Venons en plutôt à cette session de l’assemblée départementale qui fut en grande partie budgétaire mais aussi orientée vers la transition énergétique. Et, pour une fois, cette thématique a été abordée de façon résolument écologiste. Je ne sais pas si cela était vraiment l’intention de toute la majorité mais, en donnant la priorité à la sobriété énergétique, le discours officiel du Département a pris un tournant méritoire. Ainsi, celles et ceux qui me tombent dessus chaque fois que je mets en doute le tabou de la croissance économique ont écouté et approuvé une politique qui consisterait avant tout à ne pas consommer d’énergie quand on peut s’en passer. Par exemple, en isolant un bâtiment départemental, on obtient plus de confort avec un « coût » énergétique global en baisse.

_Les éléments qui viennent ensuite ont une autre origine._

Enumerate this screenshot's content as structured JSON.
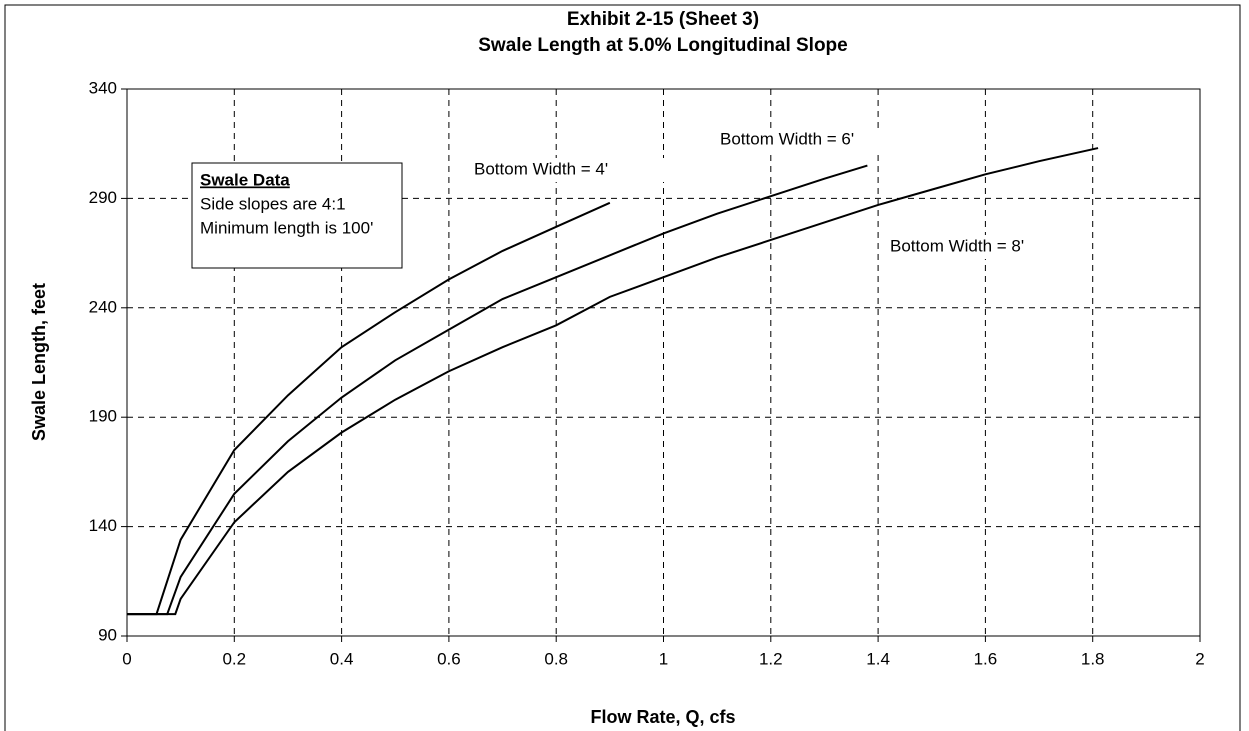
{
  "chart_data": {
    "type": "line",
    "title": [
      "Exhibit 2-15 (Sheet 3)",
      "Swale Length at 5.0% Longitudinal Slope"
    ],
    "xlabel": "Flow Rate, Q, cfs",
    "ylabel": "Swale Length, feet",
    "xlim": [
      0,
      2
    ],
    "xticks": [
      0,
      0.2,
      0.4,
      0.6,
      0.8,
      1,
      1.2,
      1.4,
      1.6,
      1.8,
      2
    ],
    "ylim": [
      90,
      340
    ],
    "yticks": [
      90,
      140,
      190,
      240,
      290,
      340
    ],
    "grid": true,
    "annotation": {
      "heading": "Swale Data",
      "lines": [
        "Side slopes are 4:1",
        "Minimum length is 100'"
      ]
    },
    "series": [
      {
        "name": "Bottom Width = 4'",
        "color": "#000000",
        "x": [
          0,
          0.055,
          0.1,
          0.2,
          0.3,
          0.4,
          0.5,
          0.6,
          0.7,
          0.8,
          0.9
        ],
        "values": [
          100,
          100,
          134,
          175,
          200,
          222,
          238,
          253,
          266,
          277,
          288
        ]
      },
      {
        "name": "Bottom Width = 6'",
        "color": "#000000",
        "x": [
          0,
          0.075,
          0.1,
          0.2,
          0.3,
          0.4,
          0.5,
          0.6,
          0.7,
          0.8,
          0.9,
          1.0,
          1.1,
          1.2,
          1.3,
          1.38
        ],
        "values": [
          100,
          100,
          117,
          155,
          179,
          199,
          216,
          230,
          244,
          254,
          264,
          274,
          283,
          291,
          299,
          305
        ]
      },
      {
        "name": "Bottom Width = 8'",
        "color": "#000000",
        "x": [
          0,
          0.09,
          0.1,
          0.2,
          0.3,
          0.4,
          0.5,
          0.6,
          0.7,
          0.8,
          0.9,
          1.0,
          1.1,
          1.2,
          1.3,
          1.4,
          1.5,
          1.6,
          1.7,
          1.81
        ],
        "values": [
          100,
          100,
          107,
          142,
          165,
          183,
          198,
          211,
          222,
          232,
          245,
          254,
          263,
          271,
          279,
          287,
          294,
          301,
          307,
          313
        ]
      }
    ]
  }
}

Le problème, c’est que ces élans écolos furent aussitôt tempérés par des choix budgétaires qui laissent très peu d’espoir de les voir suivis d’effet, bien au contraire. Même si les nouveaux bâtiments construits par le conseil départemental ouvrent de belles perspectives, les investissements qui sont programmés aujourd’hui sont toujours dominés par le projet routier absurde de la déviation de Jargeau. Et ces investissements aberrants contre le climat et la biodiversité, si l’on en croit la présidente de la commission des finances, Pauline Martin, « ce seront les derniers avant longtemps ». En effet, avec un endettement reparti à la hausse, tout le monde reconnaît qu’il n’y aura plus aucune marge pour réaliser concrètement la transition énergétique de la collectivité qui nous a été si bien décrite.

J’en viendrais presque à entamer un bilan de mes treize années de mandat. Finalement, mes idées ont beaucoup progressé parmi mes collègues dans cet intervalle. Le diagnostic sur l’état catastrophique de l’environnement semble désormais largement partagé. Nous sommes quasiment d’accord sur les solutions qu’il faudrait appliquer. Seulement, la volonté de les mettre en œuvre n’est toujours pas là. Des financements « expérimentaux » mais dérisoires sont attribués à la transition écologique pendant que la plus grande partie du budget reste consacrée à la poursuite du « business as usual », le statu quo en faveur d’un développement économique productiviste avant tout.
Avec un refus borné de débattre du futur, de l’impact de la crise sanitaire, bref, d’un éventuel « monde d’après ». Alors que je m’efforce encore et toujours de présenter une vision d’avenir de la vie de celles et ceux qui nous ont élus, le président Marc Gaudet, plus soucieux du territoire – à aménager – que de ses habitants, justifie l’absence d’orientations stratégiques d’un : « En tous cas, on ne fait pas de politique ici, vous le savez bien ».